Selon Le Devoir, édition du samedi 30 juin 2007, un nouveau sondage mondial indique que les citoyens de 32 des 47 pays interrogés souhaitent un retrait immédiat des troupes de ce pays instable. Dans certains pays très engagés dans le conflit, les résultats sont parfois serrés.
Le sergent Christos Karigiannis était un instructeur militaire. Le 20 juin dernier, en compagnie du soldat Joel Wiebe de l'Alberta, du caporal Stephen Bouzène de Terre-Neuve, le sergent Christos Karigiannis circulait à bord d'un véhicule blindé de type Gator lorsqu'un engin explosif a explosé, environ 40 kilomètres à l'ouest de Kandahar. Ils sont morts tous les trois. Samedi, les populations de leurs patelins assistaient à leurs obsèques respectives.
Le sergent Mac Dougall, membre de la première vague de soldats canadiens déployés en Afghanistan, a dit du sergent Christos Karigiannis : « Il était au courant des enjeux à venir, mais il était plus que disposé à se sacrifier et à risquer sa vie pour son pays et tout membre de sa section ».
Mais pourquoi revenir une nouvelle fois sur la question de l’Afghanistan ?
Parce qu’il y a une semaine, 25 civils, dont neuf femmes et trois enfants, avaient été tués dans des frappes dans cette région de Gereshk dans des bombardements aériens de l'Isaf qui avaient provoqué la colère du président afghan Hamid Karzaï. Au lendemain de cette colère du président afghan, Nicholas Lunt, porte-parole civil de l'ISAF, lui donnait raison : « Il a raison d'être en colère. Nous devons améliorer la façon dont nous opérons ».
Parce que les ministres de la Défense des 26 pays de l'Otan s'étaient engagés ce mois-ci à Bruxelles à limiter au maximum les pertes infligées aux civils qui minent le soutien de la population afghane à leur mission et ont un impact sur l'opinion publique de leurs pays.
Parce qu’un lieutenant-colonel porte-parole de l'Isaf, Maria Carl, indique clairement, après la déclaration de Bruxelles, que l’Alliance n'avait pas l'intention de revoir sa stratégie de bombardements aériens pour contrer l'insurrection, en raison d'effectifs au sol insuffisants : « Nous examinons de près nos opérations aériennes, mais ce n’est pas quelque chose que nous allons changer dans l`immédiat. La principale raison est que l’aviation nous permet de couvrir un territoire beaucoup plus vaste que nous le pourrions avec un nombre limité de troupes ». Politiques et militaires se concertent-ils ?

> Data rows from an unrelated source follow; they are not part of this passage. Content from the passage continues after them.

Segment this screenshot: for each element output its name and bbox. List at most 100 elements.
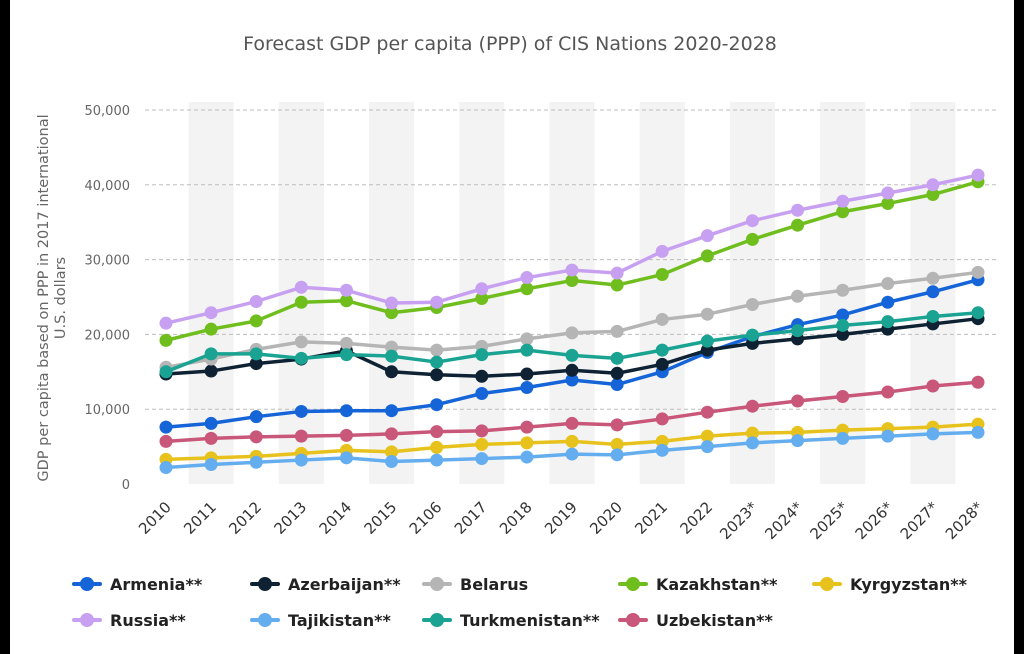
y-tick-label: 10,000 (85, 403, 131, 418)
data-point-kazakhstan (700, 249, 714, 263)
data-point-uzbekistan (745, 399, 759, 413)
series-tajikistan (159, 425, 985, 475)
data-point-armenia (610, 378, 624, 392)
data-point-russia (610, 266, 624, 280)
legend-swatch-icon (250, 613, 280, 627)
data-point-tajikistan (339, 451, 353, 465)
legend-item-tajikistan[interactable]: Tajikistan** (250, 608, 391, 632)
data-point-armenia (159, 420, 173, 434)
data-point-tajikistan (249, 455, 263, 469)
legend-item-uzbekistan[interactable]: Uzbekistan** (618, 608, 773, 632)
x-tick-label: 2025* (806, 498, 851, 543)
data-point-tajikistan (204, 458, 218, 472)
legend-swatch-icon (250, 577, 280, 591)
data-point-uzbekistan (475, 424, 489, 438)
data-point-uzbekistan (520, 420, 534, 434)
data-point-russia (971, 168, 985, 182)
x-tick-label: 2013 (270, 498, 310, 538)
data-point-turkmenistan (881, 315, 895, 329)
data-point-uzbekistan (159, 434, 173, 448)
y-tick-label: 30,000 (85, 254, 131, 269)
data-point-kazakhstan (836, 205, 850, 219)
data-point-kyrgyzstan (655, 434, 669, 448)
series-turkmenistan (159, 306, 985, 379)
data-point-tajikistan (881, 429, 895, 443)
x-tick-label: 2106 (406, 498, 446, 538)
data-point-kazakhstan (745, 232, 759, 246)
column-band-2015 (369, 102, 415, 484)
x-tick-label: 2020 (586, 498, 626, 538)
data-point-azerbaijan (836, 327, 850, 341)
data-point-kazakhstan (204, 322, 218, 336)
x-tick-label: 2027* (897, 498, 942, 543)
data-point-azerbaijan (385, 365, 399, 379)
chart-title: Forecast GDP per capita (PPP) of CIS Nat… (243, 33, 777, 55)
data-point-turkmenistan (745, 328, 759, 342)
data-point-tajikistan (475, 452, 489, 466)
legend-label: Kyrgyzstan** (850, 574, 967, 594)
data-point-kyrgyzstan (475, 437, 489, 451)
data-point-belarus (565, 326, 579, 340)
x-tick-label: 2026* (852, 498, 897, 543)
data-point-armenia (926, 285, 940, 299)
data-point-azerbaijan (700, 343, 714, 357)
data-point-uzbekistan (385, 427, 399, 441)
x-tick-label: 2014 (316, 498, 356, 538)
data-point-kazakhstan (881, 197, 895, 210)
legend-item-turkmenistan[interactable]: Turkmenistan** (422, 608, 600, 632)
data-point-azerbaijan (204, 364, 218, 378)
data-point-tajikistan (610, 448, 624, 462)
data-point-azerbaijan (475, 369, 489, 383)
x-tick-label: 2021 (631, 498, 671, 538)
data-point-turkmenistan (430, 355, 444, 369)
x-tick-label: 2019 (541, 498, 581, 538)
legend-item-azerbaijan[interactable]: Azerbaijan** (250, 572, 401, 596)
data-point-uzbekistan (610, 418, 624, 432)
data-point-turkmenistan (385, 349, 399, 363)
legend-item-russia[interactable]: Russia** (72, 608, 186, 632)
data-point-kazakhstan (249, 314, 263, 328)
data-point-kyrgyzstan (430, 440, 444, 454)
data-point-tajikistan (971, 425, 985, 439)
data-point-uzbekistan (881, 385, 895, 399)
series-uzbekistan (159, 375, 985, 448)
data-point-russia (881, 186, 895, 200)
data-point-tajikistan (745, 436, 759, 450)
data-point-kyrgyzstan (610, 437, 624, 451)
legend-swatch-icon (618, 577, 648, 591)
data-point-turkmenistan (520, 343, 534, 357)
y-tick-label: 20,000 (85, 328, 131, 343)
data-point-kyrgyzstan (565, 434, 579, 448)
data-point-kazakhstan (520, 282, 534, 296)
data-point-armenia (294, 404, 308, 418)
x-tick-label: 2011 (180, 498, 220, 538)
data-point-turkmenistan (294, 351, 308, 365)
data-point-tajikistan (385, 455, 399, 469)
data-point-armenia (881, 295, 895, 309)
data-point-turkmenistan (700, 334, 714, 348)
legend-label: Turkmenistan** (460, 610, 600, 630)
legend-label: Azerbaijan** (288, 574, 401, 594)
x-tick-label: 2015 (361, 498, 401, 538)
data-point-uzbekistan (339, 428, 353, 442)
x-tick-label: 2010 (135, 498, 175, 538)
data-point-tajikistan (791, 434, 805, 448)
y-axis-label: GDP per capita based on PPP in 2017 inte… (36, 114, 69, 481)
data-point-armenia (565, 373, 579, 387)
data-point-kyrgyzstan (700, 429, 714, 443)
data-point-russia (926, 178, 940, 192)
legend-item-kazakhstan[interactable]: Kazakhstan** (618, 572, 777, 596)
data-point-kazakhstan (159, 333, 173, 347)
legend-item-belarus[interactable]: Belarus (422, 572, 528, 596)
data-point-turkmenistan (971, 306, 985, 320)
data-point-kazakhstan (791, 218, 805, 232)
legend-item-armenia[interactable]: Armenia** (72, 572, 202, 596)
y-tick-label: 50,000 (85, 104, 131, 119)
data-point-uzbekistan (204, 431, 218, 445)
legend-item-kyrgyzstan[interactable]: Kyrgyzstan** (812, 572, 967, 596)
data-point-tajikistan (430, 453, 444, 467)
data-point-turkmenistan (249, 347, 263, 361)
data-point-kazakhstan (610, 278, 624, 292)
data-point-uzbekistan (971, 375, 985, 389)
data-point-belarus (339, 336, 353, 350)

Parce que l’hécatombe se poursuit : ce samedi, quelque 65 civils, dont des femmes et des enfants, et 35 talibans ont été tués dans des frappes aériennes alliées dans la province d'Helmand (sud de l'Afghanistan). Un porte-parole de la force de l'OTAN, John Thomas, a répondu qu'il n'y avait jusqu'à maintenant « aucune preuve pour confirmer certains chiffres élevés dont les médias ont fait état ». La coalition internationale accuse toutefois les rebelles talibans d'avoir utilisé ces personnes comme boucliers humains. Une affaire qui risque de relancer la polémique à Kaboul sur les « dommages collatéraux » des forces internationales. Attaqués au mortier et au lance-roquettes, des soldats afghans et de la coalition « ont riposté et appelé en renfort l'aviation de l'Isaf et de la coalition » après avoir « clairement identifié les positions de tirs ennemis, incluant un système de tranchées », selon un communiqué de la coalition.
On enterre chez nous, on tue là-bas.
Interrogé au téléphone par l'AFP, un habitant d'un village voisin, Feda Mohammad, a affirmé que « six maisons avaient été bombardées, dont trois avaient été réduites en poussière ». « Des funérailles se déroulent à différents endroits », a-t-il dit.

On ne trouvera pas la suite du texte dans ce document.